Avec tous les événements qui secouent le globe en ce moment: catastrophe naturelle au Japon, printemps arabe , guerre de pouvoir en Afrique centrale. Les 4 coins de la planète sont touchés. Une sorte de mouvement mondial qui appui la théorie du Chaos ou l'effet papillon: théorie selon laquelle les battements d'ailes d'un papillons au Japon provoqueraient une tornade en Amérique. Là c'est l'inverse qui s'est produit les battements d'ailes d'un papillon en Amérique ont provoqué un tremblement de terre au Japon. La révolution Tunisienne à eu un effet domino sur les autres pays du monde arabe.
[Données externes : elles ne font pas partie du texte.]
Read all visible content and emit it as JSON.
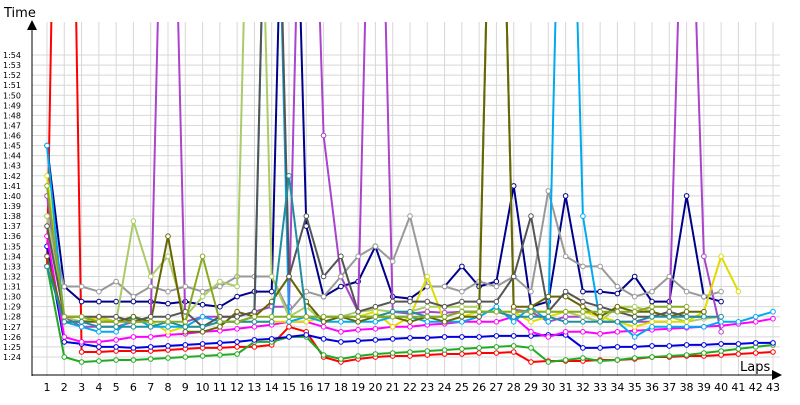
{
  "chart_data": {
    "type": "line",
    "ylabel": "Time",
    "xlabel": "Laps",
    "x": [
      1,
      2,
      3,
      4,
      5,
      6,
      7,
      8,
      9,
      10,
      11,
      12,
      13,
      14,
      15,
      16,
      17,
      18,
      19,
      20,
      21,
      22,
      23,
      24,
      25,
      26,
      27,
      28,
      29,
      30,
      31,
      32,
      33,
      34,
      35,
      36,
      37,
      38,
      39,
      40,
      41,
      42,
      43
    ],
    "x_tick_labels": [
      "1",
      "2",
      "3",
      "4",
      "5",
      "6",
      "7",
      "8",
      "9",
      "10",
      "11",
      "12",
      "13",
      "14",
      "15",
      "16",
      "17",
      "18",
      "19",
      "20",
      "21",
      "22",
      "23",
      "24",
      "25",
      "26",
      "27",
      "28",
      "29",
      "30",
      "31",
      "32",
      "33",
      "34",
      "35",
      "36",
      "37",
      "38",
      "39",
      "40",
      "41",
      "42",
      "43"
    ],
    "y_tick_labels": [
      "1:24",
      "1:25",
      "1:26",
      "1:27",
      "1:28",
      "1:29",
      "1:30",
      "1:31",
      "1:32",
      "1:33",
      "1:34",
      "1:35",
      "1:36",
      "1:37",
      "1:38",
      "1:39",
      "1:40",
      "1:41",
      "1:42",
      "1:43",
      "1:44",
      "1:45",
      "1:46",
      "1:47",
      "1:48",
      "1:49",
      "1:50",
      "1:51",
      "1:52",
      "1:53",
      "1:54"
    ],
    "y_unit": "seconds",
    "ylim": [
      83,
      156
    ],
    "xlim": [
      1,
      43
    ],
    "grid": true,
    "legend": "none",
    "series": [
      {
        "color": "#ff0000",
        "values": [
          93,
          190,
          84.5,
          84.5,
          84.6,
          84.6,
          84.6,
          84.7,
          84.8,
          84.9,
          84.9,
          85,
          85,
          85.2,
          87,
          86.5,
          84,
          83.5,
          83.8,
          84,
          84.1,
          84.1,
          84.2,
          84.3,
          84.3,
          84.4,
          84.4,
          84.5,
          83.5,
          83.6,
          83.6,
          83.6,
          83.7,
          83.7,
          83.8,
          84,
          84,
          84.1,
          84.1,
          84.2,
          84.3,
          84.4,
          84.5
        ]
      },
      {
        "color": "#22aa22",
        "values": [
          93,
          84,
          83.5,
          83.6,
          83.7,
          83.7,
          83.8,
          83.9,
          84,
          84.1,
          84.2,
          84.3,
          85.5,
          85.5,
          86,
          86,
          84.2,
          83.8,
          84.1,
          84.3,
          84.4,
          84.5,
          84.6,
          84.7,
          84.8,
          84.9,
          85,
          85.1,
          84.9,
          83.5,
          83.7,
          83.9,
          83.6,
          83.7,
          83.9,
          84,
          84.1,
          84.2,
          84.4,
          84.6,
          84.8,
          85,
          85.2
        ]
      },
      {
        "color": "#0000dd",
        "values": [
          95,
          85.5,
          85.3,
          85,
          85,
          84.9,
          85,
          85.1,
          85.2,
          85.3,
          85.4,
          85.5,
          85.7,
          85.8,
          86,
          86.2,
          85.8,
          85.5,
          85.6,
          85.7,
          85.8,
          85.9,
          85.9,
          86,
          86,
          86,
          86.1,
          86.1,
          86.1,
          86.2,
          86.2,
          84.9,
          84.9,
          85,
          85,
          85.1,
          85.1,
          85.2,
          85.2,
          85.3,
          85.3,
          85.4,
          85.4
        ]
      },
      {
        "color": "#00008b",
        "values": [
          105,
          91,
          89.5,
          89.5,
          89.5,
          89.5,
          89.5,
          89.3,
          89.5,
          89.2,
          89,
          90,
          90.5,
          90.5,
          160,
          97,
          90,
          91,
          91.5,
          95,
          90,
          89.8,
          91,
          91,
          93,
          91,
          91.5,
          101,
          89,
          89.5,
          100,
          90.5,
          90.5,
          90.3,
          92,
          89.5,
          89.5,
          100,
          90,
          89.5,
          null,
          null,
          null
        ]
      },
      {
        "color": "#ff00ff",
        "values": [
          96,
          86,
          85.5,
          85.5,
          85.7,
          86,
          86,
          86.2,
          86.3,
          86.5,
          86.6,
          86.8,
          87,
          87.2,
          87.5,
          87.5,
          87,
          86.5,
          86.7,
          86.8,
          87,
          87,
          87.2,
          87.3,
          87.5,
          87.5,
          87.5,
          88,
          86.5,
          86,
          86.5,
          86.5,
          86.3,
          86.5,
          86.6,
          86.7,
          86.8,
          86.9,
          87,
          87.1,
          87.3,
          87.5,
          87.8
        ]
      },
      {
        "color": "#aa44cc",
        "values": [
          100,
          88,
          87,
          87,
          87,
          87.5,
          87.5,
          160,
          87.5,
          88,
          88,
          88,
          88.5,
          89,
          89,
          160,
          106,
          92,
          88.5,
          160,
          88.5,
          88.3,
          88.5,
          88.4,
          88.5,
          88.5,
          160,
          88.7,
          88.5,
          87.5,
          88,
          88,
          87.5,
          87.5,
          87.5,
          87.5,
          87.5,
          147,
          94,
          86.5,
          null,
          null,
          null
        ]
      },
      {
        "color": "#999999",
        "values": [
          98,
          91,
          91,
          90.5,
          91.5,
          90,
          91,
          90.5,
          91,
          90.5,
          91,
          92,
          92,
          92,
          88.5,
          90.5,
          90,
          92,
          94,
          95,
          93.5,
          98,
          91,
          91,
          90.5,
          91.5,
          91,
          92,
          90.5,
          100.5,
          94,
          93,
          93,
          91,
          90,
          90.5,
          92,
          90.5,
          90,
          90.5,
          null,
          null,
          null
        ]
      },
      {
        "color": "#aacc66",
        "values": [
          98,
          88,
          87.5,
          88,
          87.5,
          97.5,
          92,
          94,
          88,
          90,
          91.5,
          91,
          160,
          92,
          88,
          89,
          87.5,
          88,
          88.5,
          88.7,
          88.5,
          88.5,
          89,
          89,
          89,
          89,
          160,
          88.5,
          88.5,
          88.5,
          88.5,
          88,
          87.5,
          89,
          89,
          88.5,
          88,
          87.5,
          87.8,
          88,
          null,
          null,
          null
        ]
      },
      {
        "color": "#dddd00",
        "values": [
          102,
          88,
          88,
          87.8,
          87.5,
          87.5,
          87.5,
          86.5,
          87,
          87,
          87.5,
          87.5,
          87.5,
          87.5,
          87.5,
          87.5,
          88,
          88,
          88,
          88.5,
          87,
          88,
          92,
          87.5,
          88,
          88.5,
          88.5,
          88.5,
          87.5,
          88,
          88.5,
          88.5,
          88,
          87.5,
          87,
          87.5,
          87.5,
          87.5,
          88.5,
          94,
          90.5,
          null,
          null
        ]
      },
      {
        "color": "#00aaee",
        "values": [
          105,
          87.5,
          87,
          86.5,
          86.5,
          88,
          87,
          87,
          87,
          88,
          87.5,
          87.5,
          88,
          160,
          87.5,
          88,
          87.5,
          87.5,
          87.5,
          87.5,
          88,
          88,
          87.5,
          87.5,
          87.5,
          88,
          89,
          87.5,
          89,
          87.5,
          160,
          98,
          87.5,
          87.5,
          86,
          87,
          87,
          87,
          87,
          87.5,
          87.5,
          88,
          88.5
        ]
      },
      {
        "color": "#666600",
        "values": [
          94,
          87.5,
          87.5,
          87.5,
          87.5,
          88,
          87.5,
          96,
          86.5,
          86.5,
          87,
          88.5,
          88,
          89.5,
          92,
          89.5,
          87.5,
          88,
          87.5,
          88,
          88,
          87.5,
          88,
          87.5,
          88,
          88,
          160,
          89,
          89,
          90,
          90,
          89,
          88,
          89,
          88.5,
          88.5,
          88,
          88.5,
          88.5,
          null,
          null,
          null,
          null
        ]
      },
      {
        "color": "#555555",
        "values": [
          97,
          88,
          88,
          88,
          88,
          87.5,
          88,
          88,
          88.5,
          87,
          88,
          88,
          88.5,
          160,
          92,
          98,
          92,
          94,
          88.5,
          89,
          89.5,
          89.5,
          89.5,
          89,
          89.5,
          89.5,
          89.5,
          92,
          98,
          88.5,
          90.5,
          89.5,
          89,
          88.5,
          88,
          88,
          88.5,
          88,
          88,
          null,
          null,
          null,
          null
        ]
      },
      {
        "color": "#1f8fa0",
        "values": [
          93,
          87.5,
          87.5,
          87,
          87,
          87,
          87,
          87.5,
          87,
          87,
          87.5,
          87.5,
          87.5,
          87.5,
          102,
          88,
          88,
          88,
          88,
          88,
          88.5,
          88.5,
          88,
          88,
          88.5,
          88.5,
          88.5,
          88,
          88,
          88,
          87.5,
          87.5,
          87.5,
          87.5,
          87.5,
          88,
          88,
          88,
          88,
          88,
          null,
          null,
          null
        ]
      },
      {
        "color": "#88aa22",
        "values": [
          101,
          88,
          88,
          87.5,
          87.5,
          87.5,
          87.5,
          87.5,
          87.5,
          94,
          87.5,
          87.5,
          88,
          88,
          88,
          88,
          88,
          88,
          88,
          88,
          88,
          88,
          88,
          88,
          88.5,
          88.5,
          88.5,
          88.5,
          88.5,
          88.5,
          88.5,
          88.5,
          88.5,
          88.5,
          88.5,
          89,
          89,
          89,
          null,
          null,
          null,
          null,
          null
        ]
      }
    ]
  }
}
Ces événements font rappeler, la peur, l'incertitude, le chaos, les dictateurs du 20e siècle, particulièrement l'époque de la 2e guerre mondiale. Quels sont les liens du point de vu mode ? Mon sentiment est que dans tout ce brouhaha médiatique mondial on verra naître une tendance des années 40, revue et corrigée avec une touche orientale. Et oui retour aux vestes d'aviateurs, à la taille marquée, le chic, le satin, les couleurs poudrées, le chignon, des vêtements ajustés: bien taillés. Une féminité accrue.

Ma pensée s'est renforcée par l'existence de la tendance Chapiste, et oui même ces messieurs n'y échapperont pas. Brad Pitt avait déjà arboré le style pendant et après le tournage de "Unglorious Bastard" en 2009.

"Le chapisme, mouvement anarcho-dandy qui privilégie l'humour à l'esprit de sérieux et le tweed au lycra, est une idée neuve en Europe. " Emmanuel Hecht


Donc laissez votre féminité s'exprimer dans cette époque anarchiste que nous vivons et gardez le sourire malgré tout !!!!